La mort encore, mais elle n’est pas symbolique, elle est littérale. Elle est le fruit poétique des dieux grecs et romains. Elle est l’opposé du roi du Grand Siècle, l’opposé du Soleil de Versailles. Et justement, Louis XIV goûtait à ses références antiques, à ses dieux qui personnifiaient les éléments. Après tout, ne se représente-t-il pas maître de la nature. L’eau ne s’écoule-t-elle pas selon son désir ? Le soleil ne se couche-t-il pas dans l’axe de la façade de sa chambre le jour de la Saint-Louis, comme une révérence de l’astre à son représentant terrestre ?

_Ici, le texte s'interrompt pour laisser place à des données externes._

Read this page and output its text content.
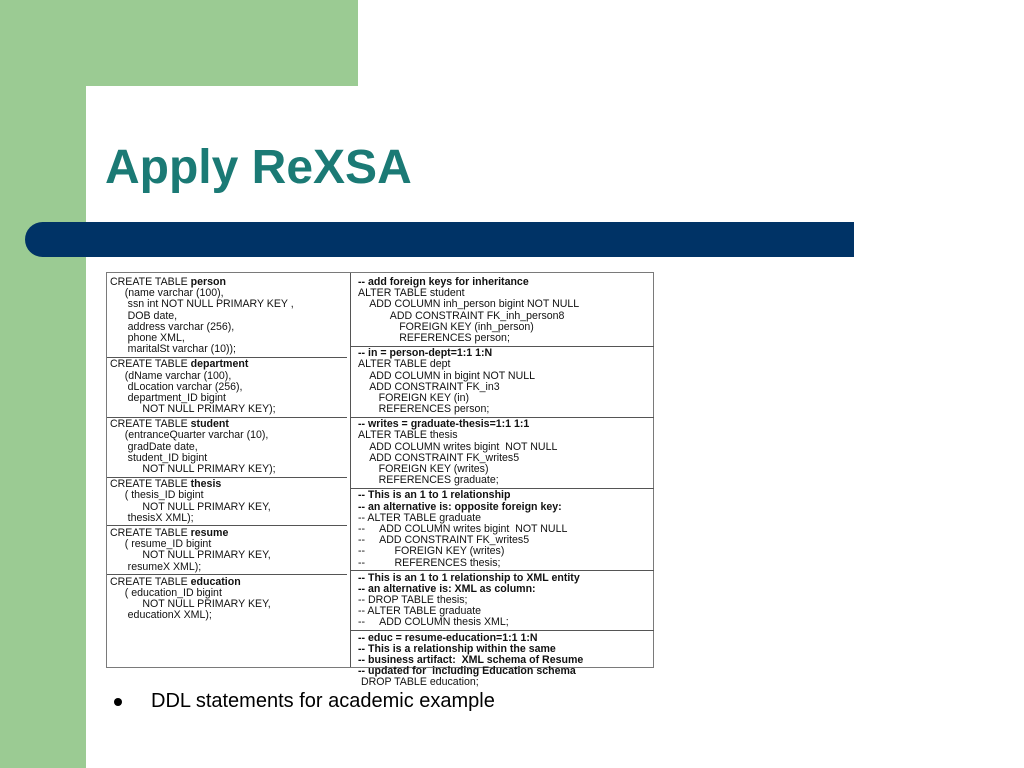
Apply ReXSA
CREATE TABLE person
(name varchar (100),
ssn int NOT NULL PRIMARY KEY ,
DOB date,
address varchar (256),
phone XML,
maritalSt varchar (10));
CREATE TABLE department
(dName varchar (100),
dLocation varchar (256),
department_ID bigint
NOT NULL PRIMARY KEY);
CREATE TABLE student
(entranceQuarter varchar (10),
gradDate date,
student_ID bigint
NOT NULL PRIMARY KEY);
CREATE TABLE thesis
( thesis_ID bigint
NOT NULL PRIMARY KEY,
thesisX XML);
CREATE TABLE resume
( resume_ID bigint
NOT NULL PRIMARY KEY,
resumeX XML);
CREATE TABLE education
( education_ID bigint
NOT NULL PRIMARY KEY,
educationX XML);
-- add foreign keys for inheritance
ALTER TABLE student
ADD COLUMN inh_person bigint NOT NULL
ADD CONSTRAINT FK_inh_person8
FOREIGN KEY (inh_person)
REFERENCES person;
-- in = person-dept=1:1 1:N
ALTER TABLE dept
ADD COLUMN in bigint NOT NULL
ADD CONSTRAINT FK_in3
FOREIGN KEY (in)
REFERENCES person;
-- writes = graduate-thesis=1:1 1:1
ALTER TABLE thesis
ADD COLUMN writes bigint  NOT NULL
ADD CONSTRAINT FK_writes5
FOREIGN KEY (writes)
REFERENCES graduate;
-- This is an 1 to 1 relationship
-- an alternative is: opposite foreign key:
-- ALTER TABLE graduate
--     ADD COLUMN writes bigint  NOT NULL
--     ADD CONSTRAINT FK_writes5
--          FOREIGN KEY (writes)
--          REFERENCES thesis;
-- This is an 1 to 1 relationship to XML entity
-- an alternative is: XML as column:
-- DROP TABLE thesis;
-- ALTER TABLE graduate
--     ADD COLUMN thesis XML;
-- educ = resume-education=1:1 1:N
-- This is a relationship within the same
-- business artifact:  XML schema of Resume
-- updated for  including Education schema
DROP TABLE education;
DDL statements for academic example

Cette nature et sa mythologie se retrouvent partout dans le palais de Versailles. Une nature personnifiée par les saisons. Apollon à l’été, Flore au printemps, Cérès à l’automne et Saturne à l’hiver. Si le Roi-Soleil est légitimé par la volonté du Dieu chrétien, les dieux païens envahissent l’art français du XVIIe et du début du XVIIIe siècle. Mais dans ces conditions, n’y a-t-il pas plus à voir dans ces saisons mythologiques et particulièrement celle de l’hiver, que la mort de la nature ?
Saturne est une figure double, il n’est pas uniquement la représentation mythologique des journées les plus courtes, mais aussi de l’impulsion positive qui s’en suit. Il est un Dieu qui dévore ses enfants, comme l’a si bien représenté Goya dans l’une de ses peintures noires, mais il est également, après avoir été détrôné par Jupiter, un monarque terrestre représentant l’âge d’or duquel découle la naissance de la civilisation latine. C’est d’ailleurs à cet âge d’or que l’on doit les Saturnales, ces journées de fêtes durant lesquels maîtres et esclaves étaient sur le même pied d’égalité. Saturne est donc à la fois associé à la violence et à la paix, à la mort et à la vie.